Google provided U.S. Immigration and Customs Enforcement with a trove of personal data about a British student and journalist, Amandla Thomas-Johnson, in response to a subpoena that had not been approved by a judge. According to a report, the company handed over usernames, physical addresses, an itemized list of account services, IP addresses, phone numbers, subscriber details, and linked credit card and bank account numbers.
The subpoena, which reportedly included a gag order, did not specify why ICE requested the data. Thomas-Johnson stated that the demand for his information came within two hours of Cornell University informing him that the U.S. government had revoked his student visa. He had briefly attended a pro-Palestinian protest in 2024 while studying at Cornell.

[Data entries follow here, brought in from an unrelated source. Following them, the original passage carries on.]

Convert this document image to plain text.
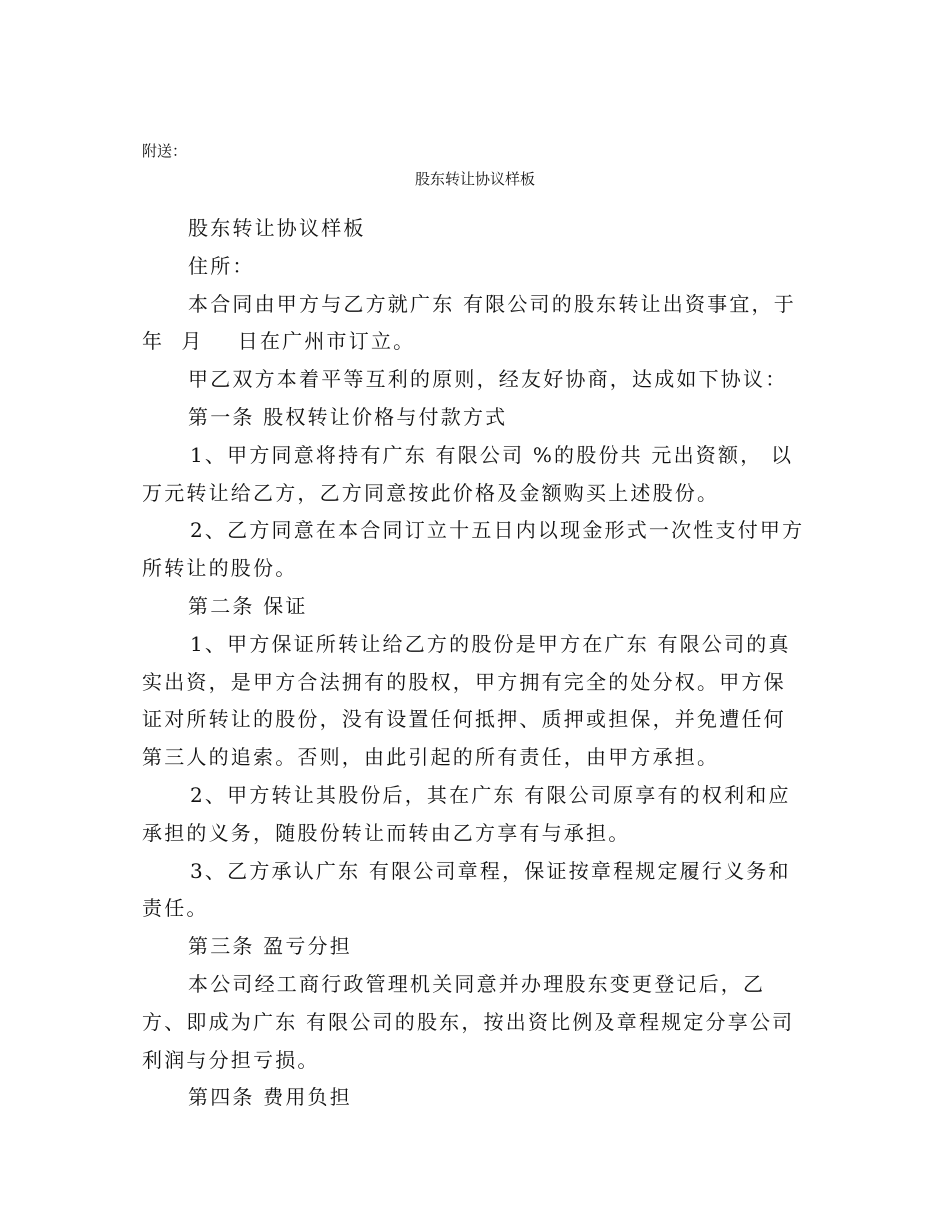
附送：
股东转让协议样板

股东转让协议样板

住所：

本合同由甲方与乙方就广东 有限公司的股东转让出资事宜，于年  月    日在广州市订立。

甲乙双方本着平等互利的原则，经友好协商，达成如下协议：

第一条 股权转让价格与付款方式

1、甲方同意将持有广东 有限公司 %的股份共 元出资额， 以万元转让给乙方，乙方同意按此价格及金额购买上述股份。

2、乙方同意在本合同订立十五日内以现金形式一次性支付甲方所转让的股份。

第二条 保证

1、甲方保证所转让给乙方的股份是甲方在广东 有限公司的真实出资，是甲方合法拥有的股权，甲方拥有完全的处分权。甲方保证对所转让的股份，没有设置任何抵押、质押或担保，并免遭任何第三人的追索。否则，由此引起的所有责任，由甲方承担。

2、甲方转让其股份后，其在广东 有限公司原享有的权利和应承担的义务，随股份转让而转由乙方享有与承担。

3、乙方承认广东 有限公司章程，保证按章程规定履行义务和责任。

第三条 盈亏分担

本公司经工商行政管理机关同意并办理股东变更登记后，乙方、即成为广东 有限公司的股东，按出资比例及章程规定分享公司利润与分担亏损。

第四条 费用负担
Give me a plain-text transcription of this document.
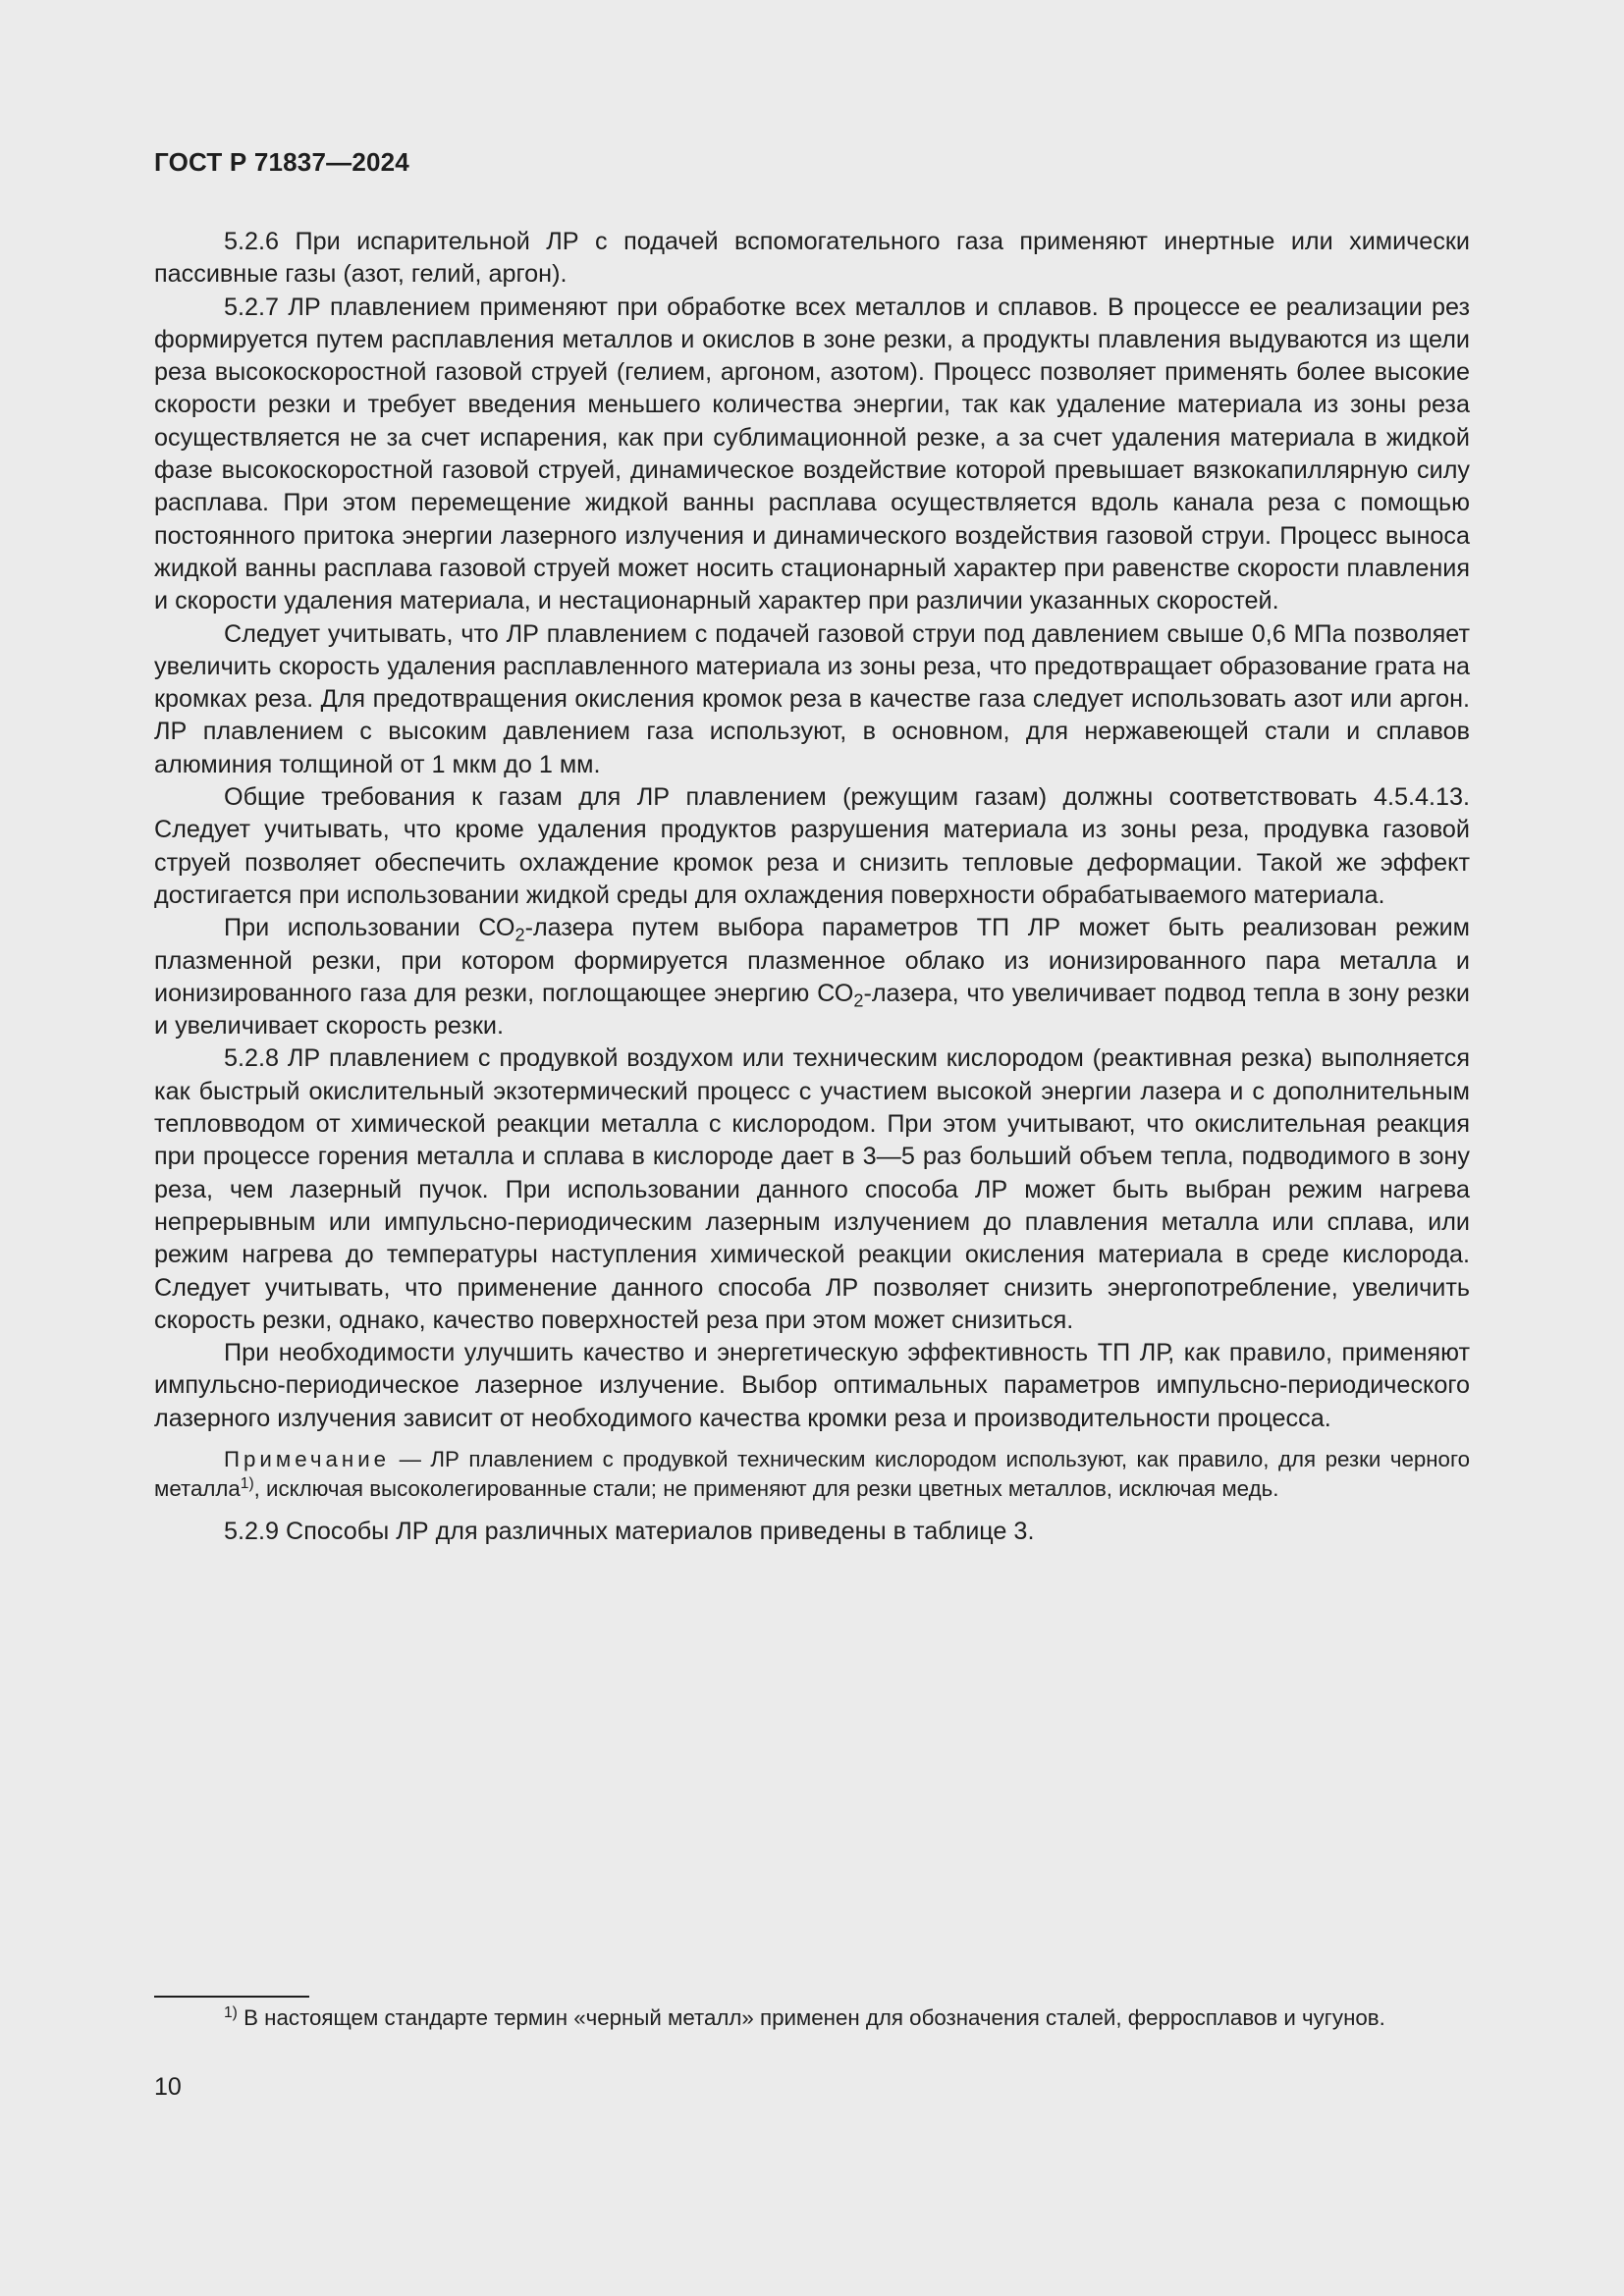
ГОСТ Р 71837—2024

5.2.6 При испарительной ЛР с подачей вспомогательного газа применяют инертные или химически пассивные газы (азот, гелий, аргон).

5.2.7 ЛР плавлением применяют при обработке всех металлов и сплавов. В процессе ее реализации рез формируется путем расплавления металлов и окислов в зоне резки, а продукты плавления выдуваются из щели реза высокоскоростной газовой струей (гелием, аргоном, азотом). Процесс позволяет применять более высокие скорости резки и требует введения меньшего количества энергии, так как удаление материала из зоны реза осуществляется не за счет испарения, как при сублимационной резке, а за счет удаления материала в жидкой фазе высокоскоростной газовой струей, динамическое воздействие которой превышает вязкокапиллярную силу расплава. При этом перемещение жидкой ванны расплава осуществляется вдоль канала реза с помощью постоянного притока энергии лазерного излучения и динамического воздействия газовой струи. Процесс выноса жидкой ванны расплава газовой струей может носить стационарный характер при равенстве скорости плавления и скорости удаления материала, и нестационарный характер при различии указанных скоростей.

Следует учитывать, что ЛР плавлением с подачей газовой струи под давлением свыше 0,6 МПа позволяет увеличить скорость удаления расплавленного материала из зоны реза, что предотвращает образование грата на кромках реза. Для предотвращения окисления кромок реза в качестве газа следует использовать азот или аргон. ЛР плавлением с высоким давлением газа используют, в основном, для нержавеющей стали и сплавов алюминия толщиной от 1 мкм до 1 мм.

Общие требования к газам для ЛР плавлением (режущим газам) должны соответствовать 4.5.4.13. Следует учитывать, что кроме удаления продуктов разрушения материала из зоны реза, продувка газовой струей позволяет обеспечить охлаждение кромок реза и снизить тепловые деформации. Такой же эффект достигается при использовании жидкой среды для охлаждения поверхности обрабатываемого материала.

При использовании $СО_2$-лазера путем выбора параметров ТП ЛР может быть реализован режим плазменной резки, при котором формируется плазменное облако из ионизированного пара металла и ионизированного газа для резки, поглощающее энергию $СО_2$-лазера, что увеличивает подвод тепла в зону резки и увеличивает скорость резки.

5.2.8 ЛР плавлением с продувкой воздухом или техническим кислородом (реактивная резка) выполняется как быстрый окислительный экзотермический процесс с участием высокой энергии лазера и с дополнительным тепловводом от химической реакции металла с кислородом. При этом учитывают, что окислительная реакция при процессе горения металла и сплава в кислороде дает в 3—5 раз больший объем тепла, подводимого в зону реза, чем лазерный пучок. При использовании данного способа ЛР может быть выбран режим нагрева непрерывным или импульсно-периодическим лазерным излучением до плавления металла или сплава, или режим нагрева до температуры наступления химической реакции окисления материала в среде кислорода. Следует учитывать, что применение данного способа ЛР позволяет снизить энергопотребление, увеличить скорость резки, однако, качество поверхностей реза при этом может снизиться.

При необходимости улучшить качество и энергетическую эффективность ТП ЛР, как правило, применяют импульсно-периодическое лазерное излучение. Выбор оптимальных параметров импульсно-периодического лазерного излучения зависит от необходимого качества кромки реза и производительности процесса.

Примечание — ЛР плавлением с продувкой техническим кислородом используют, как правило, для резки черного металла$^{1)}$, исключая высоколегированные стали; не применяют для резки цветных металлов, исключая медь.

5.2.9 Способы ЛР для различных материалов приведены в таблице 3.

$^{1)}$ В настоящем стандарте термин «черный металл» применен для обозначения сталей, ферросплавов и чугунов.

10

This incident is a recent example of the U.S. government using administrative subpoenas, a controversial type of legal request issued directly by federal agencies without a judge’s approval, to obtain private data from technology companies. These subpoenas have targeted individuals critical of the Trump administration, including anonymous Instagram accounts that share information about ICE and people who protest the administration’s policies.
Administrative subpoenas cannot compel companies to provide the contents of emails, online searches, or precise location data. However, they can request metadata and identifiable information, such as email addresses, to de-anonymize the owner of an online account. Unlike a court order, tech companies are not legally obligated to comply with these subpoenas.
In response to these practices, the digital rights group Electronic Frontier Foundation sent a letter to several major tech companies, including Amazon, Apple, Discord, Google, Meta, Microsoft, and Reddit. The letter demands they stop providing data to the Department of Homeland Security in response to administrative subpoenas. It urges companies to challenge these demands and to notify users with enough time to contest the subpoenas themselves.
Thomas-Johnson commented on the situation, stating that we must consider what resistance looks like under conditions where both the government and large technology companies possess extensive tracking capabilities.